Juan Herrera was our neighbor when we lived in the old Smokey Bear house on West Coronado Road. At one point it was the last road south of Santa Fe, the truck road, and Juan and his wife had bought their house brand new when they couldn’t find anything to rent in town. Juan had just returned from Europe. He had landed on Utah Beach on D-Day. He fought his way into Europe until he was wounded a second time, and a colonel came to visit the hospital where he was recovering and said, “I guess you’ve had enough,” and sent him home.
I called him Johnny and he called me Pedro, and in the summer we would sit on the wall he had built between the houses and watch the sunset and he would say, “It doesn’t get anymore beautiful than that.” He would buy boxes of biscuits to feed my dog Toby and would invite us to pick cherries when the tree in his back yard bloomed. Sometimes I would drive him to the bank or the doctor’s office, and he would tell me stories about the war, like how his friend Frenchy had been shot through the neck right when he was about to light a cigarette, laughing over a joke they’d shared.

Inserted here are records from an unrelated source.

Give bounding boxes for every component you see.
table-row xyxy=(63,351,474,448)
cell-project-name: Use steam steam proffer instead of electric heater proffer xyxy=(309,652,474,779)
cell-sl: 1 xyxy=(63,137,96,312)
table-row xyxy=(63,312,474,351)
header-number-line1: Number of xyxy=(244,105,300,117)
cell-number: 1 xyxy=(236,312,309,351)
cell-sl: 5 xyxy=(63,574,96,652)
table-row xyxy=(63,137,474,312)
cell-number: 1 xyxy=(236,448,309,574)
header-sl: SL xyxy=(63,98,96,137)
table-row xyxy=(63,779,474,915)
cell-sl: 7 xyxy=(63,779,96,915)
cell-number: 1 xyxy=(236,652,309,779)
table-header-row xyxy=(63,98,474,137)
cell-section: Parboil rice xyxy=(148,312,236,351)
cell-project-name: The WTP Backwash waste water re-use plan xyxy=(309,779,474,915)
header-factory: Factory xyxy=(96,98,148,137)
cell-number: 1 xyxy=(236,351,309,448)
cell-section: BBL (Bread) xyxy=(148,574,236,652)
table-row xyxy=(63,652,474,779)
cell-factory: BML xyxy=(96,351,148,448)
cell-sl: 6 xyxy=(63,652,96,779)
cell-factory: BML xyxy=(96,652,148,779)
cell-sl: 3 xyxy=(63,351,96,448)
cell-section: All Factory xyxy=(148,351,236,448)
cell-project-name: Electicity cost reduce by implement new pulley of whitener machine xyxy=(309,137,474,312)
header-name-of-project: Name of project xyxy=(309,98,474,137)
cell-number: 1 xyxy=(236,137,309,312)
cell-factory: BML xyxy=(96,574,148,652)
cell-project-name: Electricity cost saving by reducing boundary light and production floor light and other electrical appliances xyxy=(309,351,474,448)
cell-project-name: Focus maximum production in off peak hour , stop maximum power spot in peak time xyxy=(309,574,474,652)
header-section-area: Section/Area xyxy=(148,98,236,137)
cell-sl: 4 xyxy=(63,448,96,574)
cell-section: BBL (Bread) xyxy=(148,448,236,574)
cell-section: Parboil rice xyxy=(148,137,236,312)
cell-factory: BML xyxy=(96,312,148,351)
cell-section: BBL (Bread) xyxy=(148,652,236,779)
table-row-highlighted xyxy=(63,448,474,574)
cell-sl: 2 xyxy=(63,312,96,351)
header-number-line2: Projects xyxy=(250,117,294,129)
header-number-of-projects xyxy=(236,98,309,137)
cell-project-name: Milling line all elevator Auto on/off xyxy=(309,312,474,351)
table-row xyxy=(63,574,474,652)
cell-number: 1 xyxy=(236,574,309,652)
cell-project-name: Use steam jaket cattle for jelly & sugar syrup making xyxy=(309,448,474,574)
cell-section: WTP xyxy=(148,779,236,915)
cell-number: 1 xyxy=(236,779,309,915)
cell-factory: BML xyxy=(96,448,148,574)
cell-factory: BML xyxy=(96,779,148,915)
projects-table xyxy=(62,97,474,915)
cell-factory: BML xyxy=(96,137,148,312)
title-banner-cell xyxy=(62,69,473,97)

The U.S. Forest Service had already created the Smokey Bear “Only you can prevent forest fires” campaign before the New Mexico Capitan Gap Fire in 1950. That was where they found a young bear cub clinging to a burned out tree with singed paws. The ranger who found him brought him home–to our house–before he became the living embodiment of Smokey, and was moved to a D.C. zoo. Juan’s wife, Mary, who worked for Game & Fish, showed us a photo of the cub resting in the fireplace with his bandaged paws.
Juan’s son Alan had schizophrenia. He would tell you about all the brilliant things he was thinking about, then say something that made you feel like you had just taken a somersault in your mind. He had been a bowling protege before the disease set in, and Juan’s garage was filled with his trophies and bowling balls. Alan liked to watch the Jesus station on TV, loud so that we could hear it across the yard. Once, when we were driving out to breakfast, the Jehovah’s Witnesses were going door to door. When they got to Juan’s house, Juan said, “I know who you want to see,” and they were still talking to Alan on the porch when we got home.
When PBS was airing a special on D-Day, Juan came to the door and asked if I wanted to watch it with him. He said everything before the narrator, like how “Airborne got the hell kicked out of them,” right before the narrator said, “the 101st and 82nd Airborne had some of the highest casualties.” When Private Ryan was showing at The Lensic on San Francisco Street, Alan took Juan to see it, and after he came home he didn’t leave the house for days.
He lived into his 90s. He had the Purple Heart license plate on his car. After Mary died, and Alan was getting care, sometimes Catherine and I would shear his bushes or mow the lawn. Twice we went to visit him in the VA hospital, once in Albuquerque and then in Santa Fe, and each time we were glad he came back home. It was a few weeks after 9/11 when one of his relatives came to the door to tell us he had died.
There was a service downtown in the beautiful St. Francis Cathedral, and something I had never heard in a church, the joyful rising melody of an electric guitar. He was buried in the Santa Fe National Cemetery, with all the white crosses rising up the hill. Alan was given the folded flag from his coffin as the pallbearers fired a 21 gun salute, and back at the car we had to wait to drive home because of the tears in our eyes.